1.3.30
A PRESUMED ADHESIVE MATERIAL ASSOCIATED WITH PRIMARY GERM TUBES AND APPRESSORIA ON BARLEY LEAVES INFECTED BY ERYSIPHE GRAMINIS HORDEI

HH EDWARDS

Department of Biological Sciences, Western Illinois University, Macomb, IL 61455, USA

Background and objectives
Formation of the primary haustorium is essential for infection by the barley powdery mildew fungus. Success or failure is determined between 8 and 12 h when the appressorium is formed and the host cell wall breached by the infection peg. I will describe the formation of a presumed adhesive material (PAM) associated with appressoria and primary germ tubes (PGT) that appears during this critical time.

Materials and methods
The abaxial surface of primary leaf segments of Hordeum vulgare cv.
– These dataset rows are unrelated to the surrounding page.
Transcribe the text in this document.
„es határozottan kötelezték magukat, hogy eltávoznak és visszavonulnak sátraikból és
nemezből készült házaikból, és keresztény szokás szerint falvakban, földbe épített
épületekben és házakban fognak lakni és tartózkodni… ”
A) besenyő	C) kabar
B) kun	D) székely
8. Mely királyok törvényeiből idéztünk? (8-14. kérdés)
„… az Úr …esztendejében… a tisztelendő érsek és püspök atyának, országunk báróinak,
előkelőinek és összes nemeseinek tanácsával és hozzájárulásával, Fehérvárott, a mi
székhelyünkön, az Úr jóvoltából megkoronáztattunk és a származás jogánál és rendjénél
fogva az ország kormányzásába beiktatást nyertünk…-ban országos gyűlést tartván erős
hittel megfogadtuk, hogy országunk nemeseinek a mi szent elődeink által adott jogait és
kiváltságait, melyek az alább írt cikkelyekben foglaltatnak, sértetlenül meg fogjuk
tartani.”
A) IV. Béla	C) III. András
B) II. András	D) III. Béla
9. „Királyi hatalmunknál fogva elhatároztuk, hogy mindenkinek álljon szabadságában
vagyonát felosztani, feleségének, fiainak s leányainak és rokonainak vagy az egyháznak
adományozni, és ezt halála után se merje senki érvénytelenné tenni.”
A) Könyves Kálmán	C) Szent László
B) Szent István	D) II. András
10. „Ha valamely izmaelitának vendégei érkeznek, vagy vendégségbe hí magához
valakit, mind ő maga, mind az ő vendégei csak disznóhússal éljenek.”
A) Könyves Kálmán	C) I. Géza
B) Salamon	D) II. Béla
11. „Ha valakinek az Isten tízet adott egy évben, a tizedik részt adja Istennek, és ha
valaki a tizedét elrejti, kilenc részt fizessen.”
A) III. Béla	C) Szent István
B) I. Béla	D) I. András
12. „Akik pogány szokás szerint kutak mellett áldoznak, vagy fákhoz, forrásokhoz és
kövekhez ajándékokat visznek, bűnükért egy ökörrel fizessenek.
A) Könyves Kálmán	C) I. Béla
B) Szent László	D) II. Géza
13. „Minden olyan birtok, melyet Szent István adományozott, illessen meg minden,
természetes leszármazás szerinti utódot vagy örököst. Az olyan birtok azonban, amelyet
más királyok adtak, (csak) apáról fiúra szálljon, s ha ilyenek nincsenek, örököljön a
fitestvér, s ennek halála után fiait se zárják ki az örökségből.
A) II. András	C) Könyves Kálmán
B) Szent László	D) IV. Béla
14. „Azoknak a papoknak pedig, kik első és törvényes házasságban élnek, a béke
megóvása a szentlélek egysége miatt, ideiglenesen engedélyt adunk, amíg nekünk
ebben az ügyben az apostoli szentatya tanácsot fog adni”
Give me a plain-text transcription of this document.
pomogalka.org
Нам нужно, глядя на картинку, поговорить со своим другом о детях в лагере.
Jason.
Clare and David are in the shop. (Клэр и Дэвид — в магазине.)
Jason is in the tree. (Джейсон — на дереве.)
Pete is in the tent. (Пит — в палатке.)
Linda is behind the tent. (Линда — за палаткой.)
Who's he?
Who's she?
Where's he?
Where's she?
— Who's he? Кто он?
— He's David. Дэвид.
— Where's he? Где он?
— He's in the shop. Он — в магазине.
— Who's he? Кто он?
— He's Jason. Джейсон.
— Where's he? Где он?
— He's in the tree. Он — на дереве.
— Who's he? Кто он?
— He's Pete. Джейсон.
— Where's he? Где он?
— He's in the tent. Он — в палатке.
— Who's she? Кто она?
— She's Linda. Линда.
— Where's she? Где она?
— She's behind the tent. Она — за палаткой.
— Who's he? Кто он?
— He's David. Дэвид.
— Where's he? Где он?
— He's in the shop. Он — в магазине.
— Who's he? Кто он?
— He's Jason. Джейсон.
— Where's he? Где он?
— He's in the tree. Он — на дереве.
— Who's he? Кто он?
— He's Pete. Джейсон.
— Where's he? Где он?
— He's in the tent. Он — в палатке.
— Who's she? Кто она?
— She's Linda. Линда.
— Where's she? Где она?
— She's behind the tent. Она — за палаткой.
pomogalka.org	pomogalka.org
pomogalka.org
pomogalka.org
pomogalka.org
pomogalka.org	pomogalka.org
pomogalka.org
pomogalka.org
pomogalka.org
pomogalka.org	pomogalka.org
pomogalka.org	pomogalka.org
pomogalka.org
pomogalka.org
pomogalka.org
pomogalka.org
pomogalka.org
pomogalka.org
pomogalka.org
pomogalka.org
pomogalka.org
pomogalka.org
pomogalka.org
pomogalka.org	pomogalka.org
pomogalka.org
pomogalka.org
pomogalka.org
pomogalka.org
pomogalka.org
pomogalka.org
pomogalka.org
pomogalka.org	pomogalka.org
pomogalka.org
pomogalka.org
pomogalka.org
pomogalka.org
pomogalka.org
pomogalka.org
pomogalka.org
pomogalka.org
Manchuria were inoculated with conidia of Erysiphe graminis hordei race CR3, and incubated in either 12L/12D or 24D. Samples were fixed in clearing solution [ethanol:chloroform (75:25, v/v), 0.15% trichloroacetic acid (w/v)], stained in hot lactophenol and observed with DIC in acetic acid-glycerol-water (5:20:75, v/v/v). Tissues were observed with standard SEM procedures, either fixed in clearing agent or chloroform and directly critically-point dried and sputter coated, or tissues air dried and then sputter coated.

Resuits and conclusions
Tissues fixed in clearing solution contained PAM surrounding the tip of primary germ tubes where they made contact with the host cuticle 2-4 h after inoculation in either incubation regime. Similarly positioned PAM occurred in appressoria developed in the dark at 8-12 h, whereas light-developing appressoria contained PAM between 10 and 16 h. In both PGT and appressoria, PAM disappeared by 24 h. PAM was not present in tissues fixed in FAA or ethanol-acetic acid. PAM is an amorphous material with a pin-cushion appearance that stains dark blue and is assumed to stick the PGT and appressorium to the host surface, but it may also provide a structure for targeting fungal enzymes. In the light, PAM formation shows a similar 4-6 h delay to that previously demonstrated for haustorial development [1].

Reference
1. Edwards HH, 1993. Physiological and Molecular Plant Pathology 42, 299-308.